AS the Corvid 19 virus continues to wreak havoc on the world, many of its impacts are barely starting. Cities that should be hopping with Comicons, state basketball tourneys, collegiate sports of all sorts now give off the feeling of ghost towns. Schools, sports and every aspect of life appears to be shut down for the foreseeable future, but what about the movie industry? Could this be the summer where theaters nation wide shut down? What if this is a summer of no movies?
Summer Without Movies: Whole Lotta Nothin’
If it wasn’t released in theaters before the virus hit, chances are the movie will not see a release date any time in the near future. To date the following movies abandoned their release dates:
No Time To Die (007), A Quiet Place II, Peter Rabbit II, Fast & Furious 9, The Lovebirds, Blue Story, The Artist’s Wife, The Truth, Mulan, New Mutants, and Antlers.
A few set later release dates, but many simply cancelled their release date and sit in limbo. They might release later this year or next. In the case of New Mutants, maybe never.
Say It Ain’t So Red!
In fact most major studios watch tow movies to see if they flinch or hold tight to their release dates. Trolls World Tour looks to release April 10th. Should trolls move that means the next major release will not happen until May 1.

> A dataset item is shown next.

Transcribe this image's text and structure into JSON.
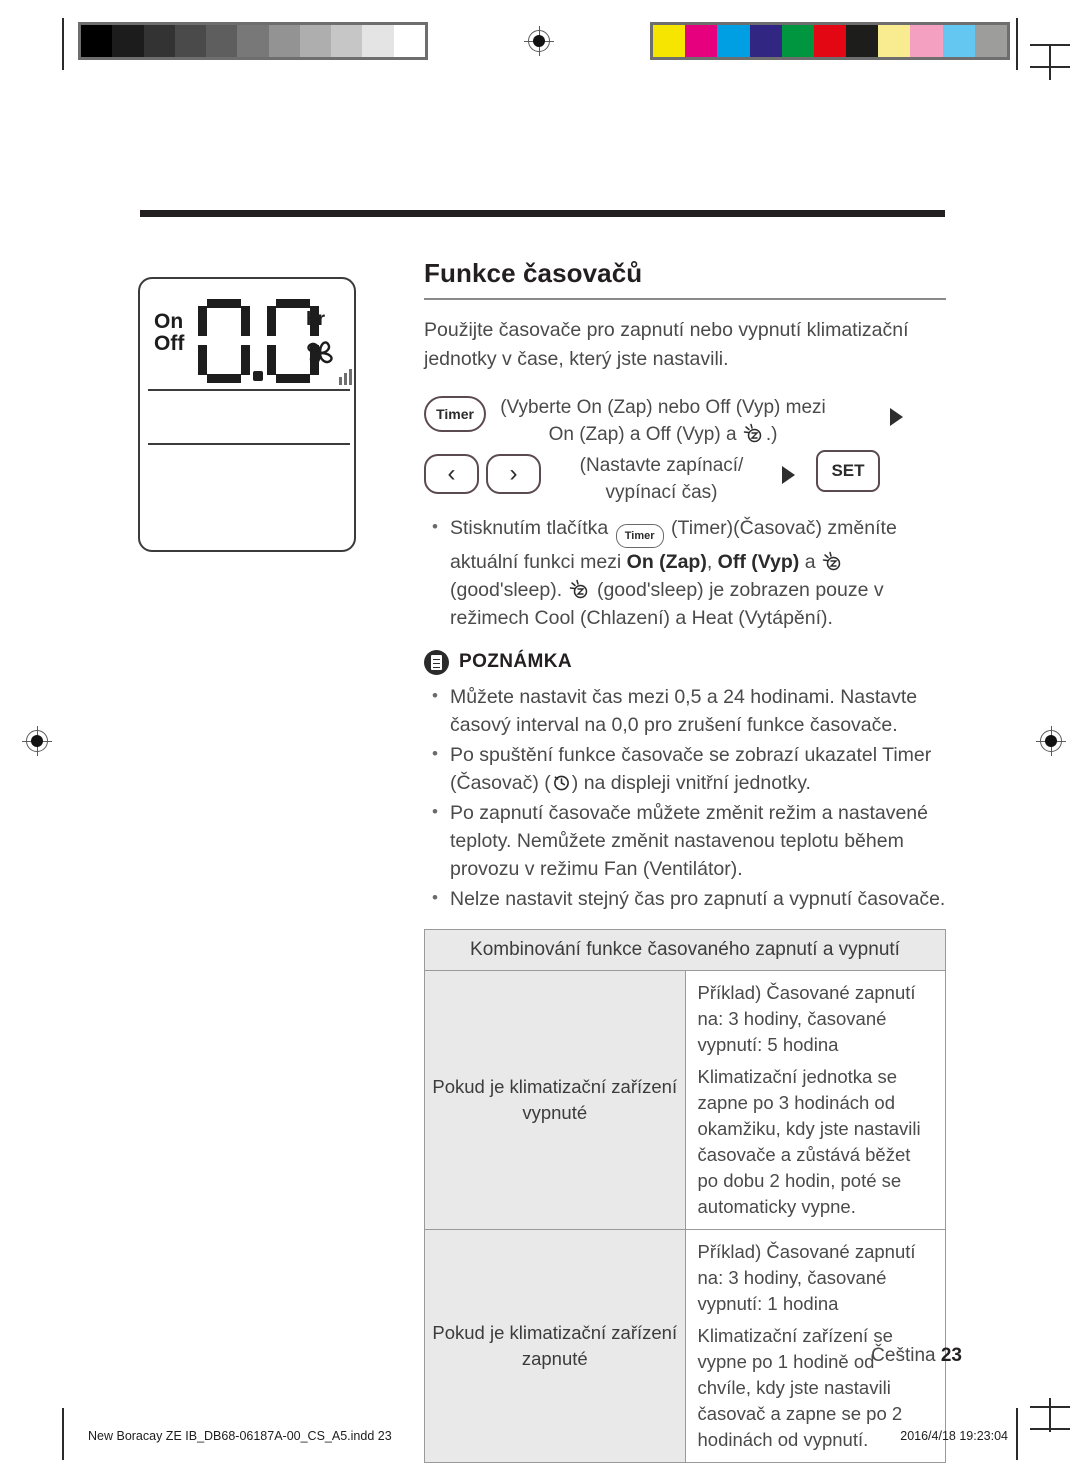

Black Widow is supposed to release then, but if that should pull up stakes and move its release date, there will not be a major release in theaters until mid May or later! The decision on what to do with Red, holds massive repercussions to the movie industry. Without her, we may have a summer with no movie – AT ALL!
Summer Without Movies: Will Theaters Shut Down?
For a short term, theaters can run special showings of older movies or simply choose to eat the loss for a month, but where an old showing of something like Top Gun or Labyrinth will sell out a couple screens, the revenue they generate pales in comparison to a summer blockbuster capable of selling out multiple screens for a weekend or more.
If Black Widow up and moves, we may see theater chains close either in part or entirely for much of the summer. If there are no new movies to show, there simply will not be enough revenue to justify keeping the doors open. Many don’t realize how little theaters get out of that $10-15 ticket. Their cut is rather small.
Smallest Box Office on Record?
The box office itself stood an insurmountable test of matching last year’s ticket receipts. In a year with no Harry Potter, Star Wars, Avengers, etc, 2020 was all but guaranteed it would finish less than 2020. Now you take away the early summer box office and this could be one of the worst x office totals in movie history.
As it stands, this past weekends box office only drew in $53 million. This is a 47% drop from the previous week, and with Mulan now gone, theaters will lose out on an easy $200 million weekend.
Let us hope the fear and Virus fade quickly because if they don’t, we could have a summer without movies.